Re: How can Sigma make sure the FFF is the best success it can be?
DMillier wrote:
This started with Iain complaining about the term "full frame" which is really arbitrary
True.
and meaningless
Not true. Full frame refers to a 24 x 36mm sensor. It is an arbitrary but helpful basis to characterize lenses, as long as the reader understands equivalence.
and I agree with him.
I added the secondary complaint about the term "cropped sensor". For the reasons I already explained (DX sensors are smaller sensors using bigger lenses and so legitimate, from the ground up 4/3 sensors have never been "cropped" anything). m4/3 users have complained about this usage for years.
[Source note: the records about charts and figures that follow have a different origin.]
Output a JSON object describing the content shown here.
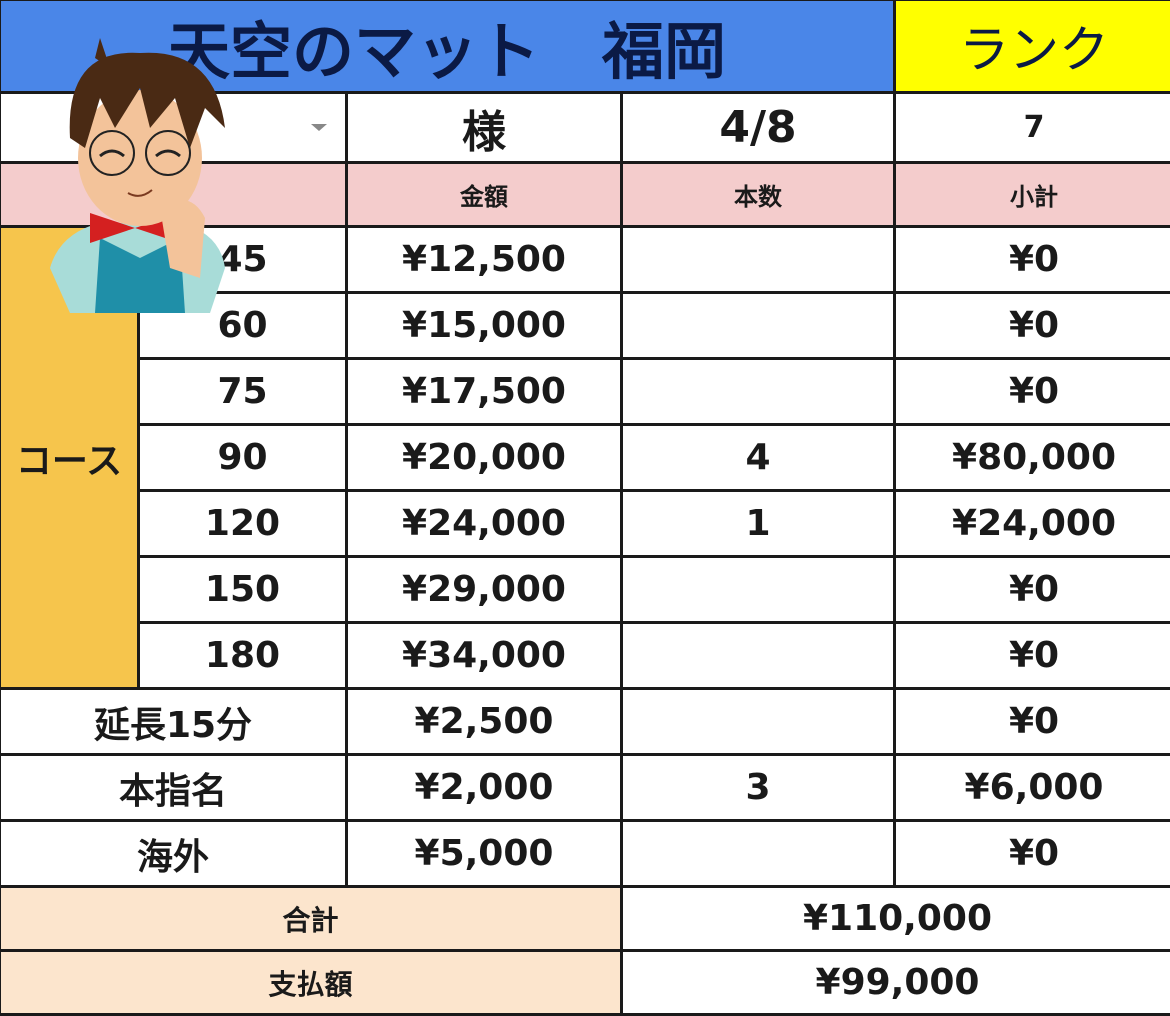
{
  "header": {
    "title": "天空のマット　福岡",
    "rank_label": "ランク"
  },
  "info": {
    "name_value": "",
    "honorific": "様",
    "date": "4/8",
    "rank_value": "7"
  },
  "columns": {
    "price": "金額",
    "count": "本数",
    "subtotal": "小計"
  },
  "course_label": "コース",
  "courses": [
    {
      "minutes": "45",
      "price": "¥12,500",
      "count": "",
      "subtotal": "¥0"
    },
    {
      "minutes": "60",
      "price": "¥15,000",
      "count": "",
      "subtotal": "¥0"
    },
    {
      "minutes": "75",
      "price": "¥17,500",
      "count": "",
      "subtotal": "¥0"
    },
    {
      "minutes": "90",
      "price": "¥20,000",
      "count": "4",
      "subtotal": "¥80,000"
    },
    {
      "minutes": "120",
      "price": "¥24,000",
      "count": "1",
      "subtotal": "¥24,000"
    },
    {
      "minutes": "150",
      "price": "¥29,000",
      "count": "",
      "subtotal": "¥0"
    },
    {
      "minutes": "180",
      "price": "¥34,000",
      "count": "",
      "subtotal": "¥0"
    }
  ],
  "extras": [
    {
      "label": "延長15分",
      "price": "¥2,500",
      "count": "",
      "subtotal": "¥0"
    },
    {
      "label": "本指名",
      "price": "¥2,000",
      "count": "3",
      "subtotal": "¥6,000"
    },
    {
      "label": "海外",
      "price": "¥5,000",
      "count": "",
      "subtotal": "¥0"
    }
  ],
  "totals": {
    "total_label": "合計",
    "total_value": "¥110,000",
    "paid_label": "支払額",
    "paid_value": "¥99,000"
  },
  "colors": {
    "header_blue": "#4a86e8",
    "rank_yellow": "#ffff00",
    "header_pink": "#f4cccc",
    "course_orange": "#f6c54c",
    "total_beige": "#fce5cd"
  }
}
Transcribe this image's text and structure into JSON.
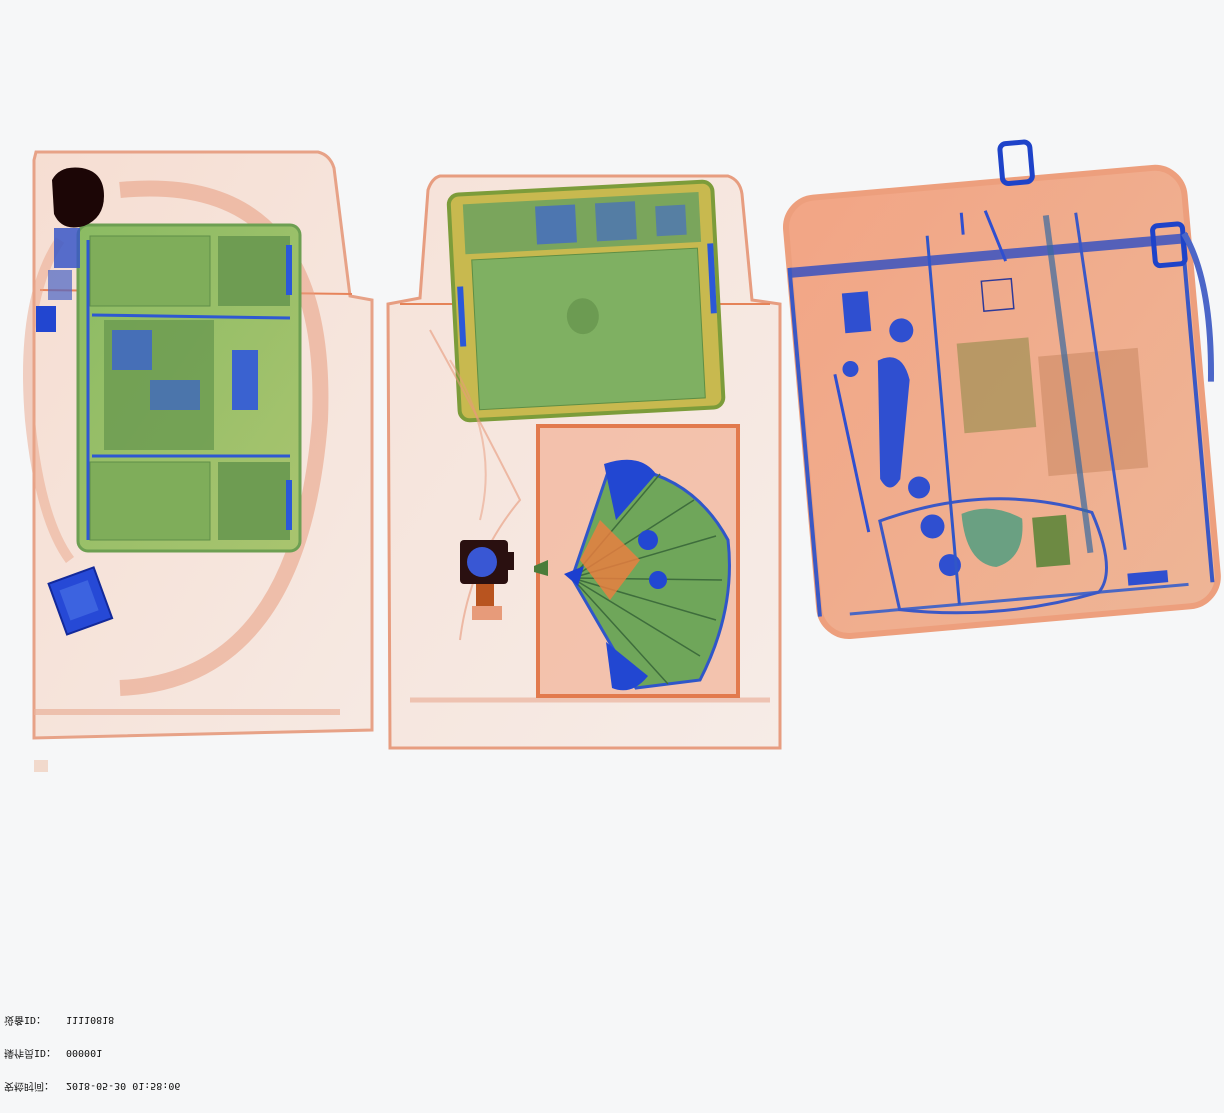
{
  "image": {
    "description_tag": "x-ray-baggage-scan",
    "palette": {
      "background": "#f6f7f8",
      "organic": "#e77a4a",
      "organic_light": "#f2b89c",
      "mixed": "#7fae5a",
      "metal": "#2a56d6",
      "dense": "#1a0a0a"
    }
  },
  "caption": {
    "time_label": "安检时间：",
    "time_value": "2018-05-30 01:58:06",
    "operator_label": "操作员ID：",
    "operator_value": "000001",
    "device_label": "设备ID：",
    "device_value": "11110818"
  }
}
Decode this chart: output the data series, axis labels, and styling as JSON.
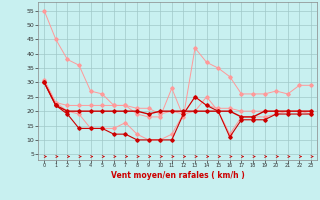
{
  "background_color": "#c8f0f0",
  "grid_color": "#a0c8c8",
  "line_color_dark": "#cc0000",
  "line_color_light": "#ff9999",
  "xlabel": "Vent moyen/en rafales ( km/h )",
  "ylabel_ticks": [
    5,
    10,
    15,
    20,
    25,
    30,
    35,
    40,
    45,
    50,
    55
  ],
  "x_ticks": [
    0,
    1,
    2,
    3,
    4,
    5,
    6,
    7,
    8,
    9,
    10,
    11,
    12,
    13,
    14,
    15,
    16,
    17,
    18,
    19,
    20,
    21,
    22,
    23
  ],
  "xlim": [
    -0.5,
    23.5
  ],
  "ylim": [
    3,
    58
  ],
  "series": [
    {
      "name": "max_light",
      "color": "#ff9999",
      "lw": 0.7,
      "marker": "D",
      "ms": 1.8,
      "values": [
        55,
        45,
        38,
        36,
        27,
        26,
        22,
        22,
        19,
        18,
        18,
        28,
        18,
        42,
        37,
        35,
        32,
        26,
        26,
        26,
        27,
        26,
        29,
        29
      ]
    },
    {
      "name": "upper_light",
      "color": "#ff9999",
      "lw": 0.7,
      "marker": "D",
      "ms": 1.8,
      "values": [
        31,
        23,
        22,
        22,
        22,
        22,
        22,
        22,
        21,
        21,
        19,
        20,
        19,
        25,
        22,
        21,
        21,
        20,
        20,
        20,
        20,
        20,
        20,
        20
      ]
    },
    {
      "name": "lower_light",
      "color": "#ff9999",
      "lw": 0.7,
      "marker": "D",
      "ms": 1.8,
      "values": [
        30,
        23,
        20,
        19,
        14,
        14,
        14,
        16,
        12,
        10,
        10,
        12,
        19,
        20,
        25,
        20,
        12,
        18,
        18,
        18,
        19,
        20,
        20,
        19
      ]
    },
    {
      "name": "min_dark",
      "color": "#cc0000",
      "lw": 0.8,
      "marker": "D",
      "ms": 1.8,
      "values": [
        30,
        22,
        19,
        14,
        14,
        14,
        12,
        12,
        10,
        10,
        10,
        10,
        19,
        25,
        22,
        20,
        11,
        17,
        17,
        17,
        19,
        19,
        19,
        19
      ]
    },
    {
      "name": "mean_dark",
      "color": "#cc0000",
      "lw": 1.0,
      "marker": "D",
      "ms": 1.8,
      "values": [
        30,
        22,
        20,
        20,
        20,
        20,
        20,
        20,
        20,
        19,
        20,
        20,
        20,
        20,
        20,
        20,
        20,
        18,
        18,
        20,
        20,
        20,
        20,
        20
      ]
    }
  ]
}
It attempts to demean sensors smaller than 135.
There is a separate usage of the "crop" term - "crop factor". I actually complain about both these terms but (being generous) I can see that "crop factor" has some kind of meaning if one assumes that every photographer in the world understands that 35mm is some kind of universal standard and that it is easier to compare a native format to 35mm than it is to learn all those numbers for every different format (Ausjena's point, in effect).
But I still dislike the usage and particularly dislike the special place it assigns to 35mm. This didn't happen in the film era. It's a dumbing down usage for the most part.
Meanwhile, I have to live in the real world and accept my camera has a 0.79x crop sensor (how ridiculous does that sound, how can you have a negative crop). if we are going to do this murder to the language, why don't we call it what it is "equivalence to 35mm" or some better phrase. "Crop" became an archaic term around 2003 when the 1Ds and 14n appeared and DX cameras got their own dedicated bodies and lens sets.